When my students and I first decided to study H. megaseliae, back in the late 1960s or early 1970s, that decision was based on our sense that this parasite was simply a very interesting animal. As we studied it for years, we realized that not only was it interesting from a biologist’s perspective, but it was also interesting metaphorically because of its survivorship qualities and its ability to perform under the most trying of culture circumstances. All of the students who were attracted to H. megaseliae seemed to be people who could, or would, do things that other students couldn’t, or wouldn’t, do, and furthermore, those things seemed to advance the careers of people who could, or would, do them. If you’re in academia, you know what those “things” are and how such activities produce transferable skills by default.
About this time in my career I was walking through a mall in Lincoln, NE, where a bunch of artists had set up exhibits.
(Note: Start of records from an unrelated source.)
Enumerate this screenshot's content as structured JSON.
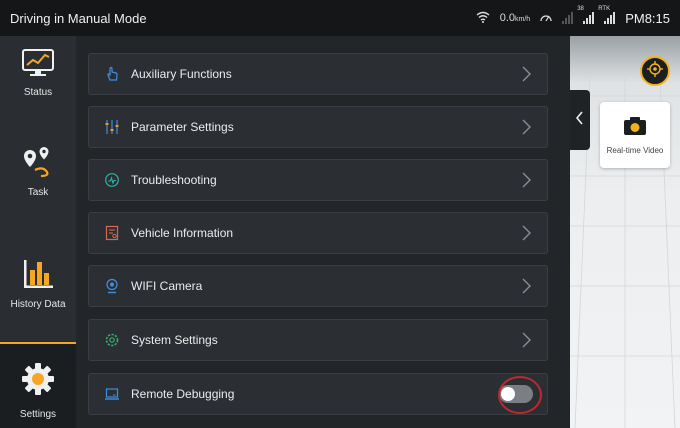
{
  "statusbar": {
    "title": "Driving in Manual Mode",
    "speed": "0.0",
    "speed_unit": "km/h",
    "sig1_tag": "38",
    "rtk_tag": "RTK",
    "clock": "PM8:15"
  },
  "sidebar": {
    "items": [
      {
        "label": "Status",
        "icon": "monitor-chart-icon"
      },
      {
        "label": "Task",
        "icon": "route-pin-icon"
      },
      {
        "label": "History Data",
        "icon": "bar-chart-icon"
      },
      {
        "label": "Settings",
        "icon": "gear-icon",
        "active": true
      }
    ]
  },
  "menu": {
    "items": [
      {
        "label": "Auxiliary Functions",
        "icon": "hand-pointer-icon"
      },
      {
        "label": "Parameter Settings",
        "icon": "sliders-icon"
      },
      {
        "label": "Troubleshooting",
        "icon": "wrench-circle-icon"
      },
      {
        "label": "Vehicle Information",
        "icon": "document-icon"
      },
      {
        "label": "WIFI Camera",
        "icon": "webcam-icon"
      },
      {
        "label": "System Settings",
        "icon": "cog-icon"
      },
      {
        "label": "Remote Debugging",
        "icon": "laptop-icon",
        "toggle": "off"
      }
    ]
  },
  "scene": {
    "video_label": "Real-time Video"
  },
  "colors": {
    "accent": "#f5a623",
    "highlight": "#c0282d",
    "sidebar_bg": "#2a2e33",
    "row_bg": "#2b2f34"
  }
}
One of these artists was making jewelry, and just on a whim I asked her if she could make a bracelet with H. megaseliae on it. She said it would be easy, so I drew her a picture, and a week or later I picked up this bracelet. People, especially my departmental colleagues at UNL, probably thought I was a jewelry jerk for having this bracelet made, and then wearing it, but it was actually my statement that I thought the students in my lab who could do anything under trying conditions were more admirable role models for the next generation of young scientists than were my pansy-ass colleagues. I’ve worn that bracelet now, pretty much every day, for the past 40+ years.